In machines, reward functions are linear and pre-defined. There’s no internal conflict, no embodied compromise.
That’s because human intelligence is driven by symbiotic homeostasis. Our brains and bodies are co-regulated, each serving the survival of the other. Our motivations are evolving, shaped by internal needs (like glucose levels or hormone signals) and external realities (such as social cues, environmental dangers, moral codes). We might act out of love even when it costs us. We adjust our goals not just for maximum reward, but for meaningful integration. This means that our reward functions are nonlinear, constrained and constantly in flux. We are torn between competing values.
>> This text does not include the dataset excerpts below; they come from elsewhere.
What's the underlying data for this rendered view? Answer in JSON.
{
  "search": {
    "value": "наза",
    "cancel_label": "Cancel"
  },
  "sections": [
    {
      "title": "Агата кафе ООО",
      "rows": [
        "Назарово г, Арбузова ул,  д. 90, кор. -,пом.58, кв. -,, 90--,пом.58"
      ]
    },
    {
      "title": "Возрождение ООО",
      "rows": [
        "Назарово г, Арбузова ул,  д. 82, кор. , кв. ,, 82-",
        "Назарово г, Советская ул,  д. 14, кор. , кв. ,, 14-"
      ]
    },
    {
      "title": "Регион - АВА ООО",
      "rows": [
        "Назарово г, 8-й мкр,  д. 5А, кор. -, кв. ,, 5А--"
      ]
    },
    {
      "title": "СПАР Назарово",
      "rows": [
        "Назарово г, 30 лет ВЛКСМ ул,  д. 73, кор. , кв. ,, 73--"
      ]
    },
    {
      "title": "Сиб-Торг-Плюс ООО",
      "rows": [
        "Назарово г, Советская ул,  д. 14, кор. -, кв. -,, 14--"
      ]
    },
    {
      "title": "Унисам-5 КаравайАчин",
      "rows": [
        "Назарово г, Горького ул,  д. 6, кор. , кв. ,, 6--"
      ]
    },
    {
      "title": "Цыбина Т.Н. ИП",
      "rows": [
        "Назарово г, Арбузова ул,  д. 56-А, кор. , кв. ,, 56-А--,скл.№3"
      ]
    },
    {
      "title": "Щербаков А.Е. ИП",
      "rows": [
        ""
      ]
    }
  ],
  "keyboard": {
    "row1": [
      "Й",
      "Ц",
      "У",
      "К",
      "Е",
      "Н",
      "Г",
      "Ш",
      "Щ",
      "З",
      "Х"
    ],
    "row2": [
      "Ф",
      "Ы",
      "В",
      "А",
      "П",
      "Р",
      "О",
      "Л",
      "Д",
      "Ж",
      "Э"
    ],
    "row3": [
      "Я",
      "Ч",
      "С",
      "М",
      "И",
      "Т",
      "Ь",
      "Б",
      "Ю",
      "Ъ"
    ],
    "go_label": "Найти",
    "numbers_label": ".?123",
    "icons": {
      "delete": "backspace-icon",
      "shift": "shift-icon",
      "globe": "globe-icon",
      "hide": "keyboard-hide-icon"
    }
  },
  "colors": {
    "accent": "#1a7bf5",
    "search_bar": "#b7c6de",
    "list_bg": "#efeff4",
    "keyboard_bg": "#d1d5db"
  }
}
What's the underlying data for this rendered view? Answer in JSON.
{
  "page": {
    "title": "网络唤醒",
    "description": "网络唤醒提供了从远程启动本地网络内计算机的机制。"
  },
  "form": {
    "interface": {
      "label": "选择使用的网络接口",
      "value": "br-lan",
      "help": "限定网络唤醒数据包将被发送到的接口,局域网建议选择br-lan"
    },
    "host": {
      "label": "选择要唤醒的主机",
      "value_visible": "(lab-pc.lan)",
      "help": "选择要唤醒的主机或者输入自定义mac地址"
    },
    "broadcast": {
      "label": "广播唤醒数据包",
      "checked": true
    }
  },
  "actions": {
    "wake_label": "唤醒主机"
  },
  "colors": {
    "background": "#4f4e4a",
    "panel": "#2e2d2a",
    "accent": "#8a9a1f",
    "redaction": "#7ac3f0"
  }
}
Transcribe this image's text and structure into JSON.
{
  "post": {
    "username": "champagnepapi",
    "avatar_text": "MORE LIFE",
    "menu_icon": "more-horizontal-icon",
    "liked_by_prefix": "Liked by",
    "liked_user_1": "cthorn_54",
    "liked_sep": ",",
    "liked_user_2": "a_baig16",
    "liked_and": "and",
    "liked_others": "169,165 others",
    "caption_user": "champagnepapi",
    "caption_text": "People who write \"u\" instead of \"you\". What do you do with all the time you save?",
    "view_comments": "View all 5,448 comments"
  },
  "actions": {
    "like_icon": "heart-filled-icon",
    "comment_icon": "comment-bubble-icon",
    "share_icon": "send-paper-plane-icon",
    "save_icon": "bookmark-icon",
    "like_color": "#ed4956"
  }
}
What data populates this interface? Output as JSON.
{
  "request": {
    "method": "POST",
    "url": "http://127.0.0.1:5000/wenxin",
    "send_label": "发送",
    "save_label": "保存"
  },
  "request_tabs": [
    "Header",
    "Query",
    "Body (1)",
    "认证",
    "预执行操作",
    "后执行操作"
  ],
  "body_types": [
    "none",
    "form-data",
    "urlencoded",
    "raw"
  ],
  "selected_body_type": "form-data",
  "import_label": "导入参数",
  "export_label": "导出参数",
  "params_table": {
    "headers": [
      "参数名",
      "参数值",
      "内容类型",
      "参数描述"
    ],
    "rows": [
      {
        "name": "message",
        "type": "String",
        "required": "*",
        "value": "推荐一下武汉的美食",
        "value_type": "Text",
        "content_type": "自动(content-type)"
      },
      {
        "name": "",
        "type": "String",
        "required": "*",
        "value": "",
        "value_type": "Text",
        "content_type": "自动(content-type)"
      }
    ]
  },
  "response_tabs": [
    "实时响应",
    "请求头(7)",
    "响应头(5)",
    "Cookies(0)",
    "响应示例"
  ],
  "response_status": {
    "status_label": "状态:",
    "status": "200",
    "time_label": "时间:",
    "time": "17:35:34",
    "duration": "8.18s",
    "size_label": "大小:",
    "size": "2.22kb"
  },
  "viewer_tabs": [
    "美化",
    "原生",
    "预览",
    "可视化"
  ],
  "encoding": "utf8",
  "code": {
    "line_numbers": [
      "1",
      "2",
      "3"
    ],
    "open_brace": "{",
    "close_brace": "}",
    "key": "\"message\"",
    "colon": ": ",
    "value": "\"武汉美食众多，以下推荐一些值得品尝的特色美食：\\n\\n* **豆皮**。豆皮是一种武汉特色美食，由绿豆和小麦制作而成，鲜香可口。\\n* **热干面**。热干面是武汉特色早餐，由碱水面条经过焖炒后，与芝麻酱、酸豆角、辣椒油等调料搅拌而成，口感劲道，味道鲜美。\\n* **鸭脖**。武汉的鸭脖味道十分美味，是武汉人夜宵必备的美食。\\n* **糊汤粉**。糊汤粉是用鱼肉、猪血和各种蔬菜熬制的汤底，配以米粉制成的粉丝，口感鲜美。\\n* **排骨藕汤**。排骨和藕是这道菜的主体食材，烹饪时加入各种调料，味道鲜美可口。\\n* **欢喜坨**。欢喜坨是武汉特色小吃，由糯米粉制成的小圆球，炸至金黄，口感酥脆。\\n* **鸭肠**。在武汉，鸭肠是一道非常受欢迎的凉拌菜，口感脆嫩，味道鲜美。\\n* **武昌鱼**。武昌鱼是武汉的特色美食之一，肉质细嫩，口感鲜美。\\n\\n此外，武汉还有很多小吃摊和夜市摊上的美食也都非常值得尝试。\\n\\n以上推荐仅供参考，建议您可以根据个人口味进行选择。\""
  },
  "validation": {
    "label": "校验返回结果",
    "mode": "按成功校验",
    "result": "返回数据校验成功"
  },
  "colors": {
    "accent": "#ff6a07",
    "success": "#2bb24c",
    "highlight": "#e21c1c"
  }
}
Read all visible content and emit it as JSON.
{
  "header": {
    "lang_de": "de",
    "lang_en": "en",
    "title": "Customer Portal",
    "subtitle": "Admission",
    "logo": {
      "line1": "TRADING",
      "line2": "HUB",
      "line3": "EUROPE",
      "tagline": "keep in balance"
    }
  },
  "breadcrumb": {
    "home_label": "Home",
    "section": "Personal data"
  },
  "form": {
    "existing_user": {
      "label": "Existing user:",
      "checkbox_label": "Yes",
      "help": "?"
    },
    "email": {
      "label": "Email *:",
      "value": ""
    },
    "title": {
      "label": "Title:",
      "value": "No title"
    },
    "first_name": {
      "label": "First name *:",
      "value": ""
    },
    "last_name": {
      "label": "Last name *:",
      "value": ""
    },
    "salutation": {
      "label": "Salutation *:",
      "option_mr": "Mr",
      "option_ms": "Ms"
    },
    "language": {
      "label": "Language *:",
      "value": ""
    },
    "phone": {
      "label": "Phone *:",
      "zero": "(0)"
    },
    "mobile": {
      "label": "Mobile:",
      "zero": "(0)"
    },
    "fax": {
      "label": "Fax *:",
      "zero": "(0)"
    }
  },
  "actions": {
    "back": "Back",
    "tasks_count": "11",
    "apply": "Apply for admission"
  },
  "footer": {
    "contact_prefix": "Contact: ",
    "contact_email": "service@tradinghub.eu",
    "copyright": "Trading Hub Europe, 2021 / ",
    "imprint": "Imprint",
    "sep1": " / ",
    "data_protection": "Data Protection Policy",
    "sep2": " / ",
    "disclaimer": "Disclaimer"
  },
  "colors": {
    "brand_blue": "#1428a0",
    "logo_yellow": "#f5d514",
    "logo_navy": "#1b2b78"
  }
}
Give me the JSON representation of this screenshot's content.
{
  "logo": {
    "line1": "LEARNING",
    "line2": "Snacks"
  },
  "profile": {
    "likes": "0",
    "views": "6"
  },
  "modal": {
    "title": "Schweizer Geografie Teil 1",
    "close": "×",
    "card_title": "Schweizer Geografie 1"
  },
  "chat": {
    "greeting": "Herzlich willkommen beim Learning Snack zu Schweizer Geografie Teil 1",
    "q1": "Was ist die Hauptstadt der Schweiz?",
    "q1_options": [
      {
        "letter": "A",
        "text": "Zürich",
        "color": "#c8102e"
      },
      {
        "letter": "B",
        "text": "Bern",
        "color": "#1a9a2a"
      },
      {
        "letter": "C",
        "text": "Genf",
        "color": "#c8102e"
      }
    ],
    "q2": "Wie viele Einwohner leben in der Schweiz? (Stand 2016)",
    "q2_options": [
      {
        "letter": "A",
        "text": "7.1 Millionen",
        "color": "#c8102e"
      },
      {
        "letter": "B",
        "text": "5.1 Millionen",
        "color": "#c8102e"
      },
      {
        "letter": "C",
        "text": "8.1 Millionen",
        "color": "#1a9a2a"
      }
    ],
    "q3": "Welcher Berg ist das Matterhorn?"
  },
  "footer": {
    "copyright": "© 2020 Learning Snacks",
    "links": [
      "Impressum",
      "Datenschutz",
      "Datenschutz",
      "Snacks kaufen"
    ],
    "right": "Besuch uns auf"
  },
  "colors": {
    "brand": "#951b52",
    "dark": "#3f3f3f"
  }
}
We adapt while machines don’t.
This all leads to the fact that true AGI most likely won’t come from training a better model: it’ll come from building a system that must survive its environment, because it has something to lose.
Final Thoughts
This is why today’s infrastructure is not ready for the post LLM world. GPUs, data centers and ML pipelines are too clean, too rigid, too dead. They move tensors, not meaning; they compute, but they do not change. If we want living intelligence, resilient, adaptive, self-aware, then we must stop designing machines like filing cabinets and start building them like ecosystems. We may need to rethink infrastructure from the ground up, not just for speed or scale, but for sensation, memory and growth.
And maybe it all begins with honoring the humble, embodied mystery of the 20-watt brain.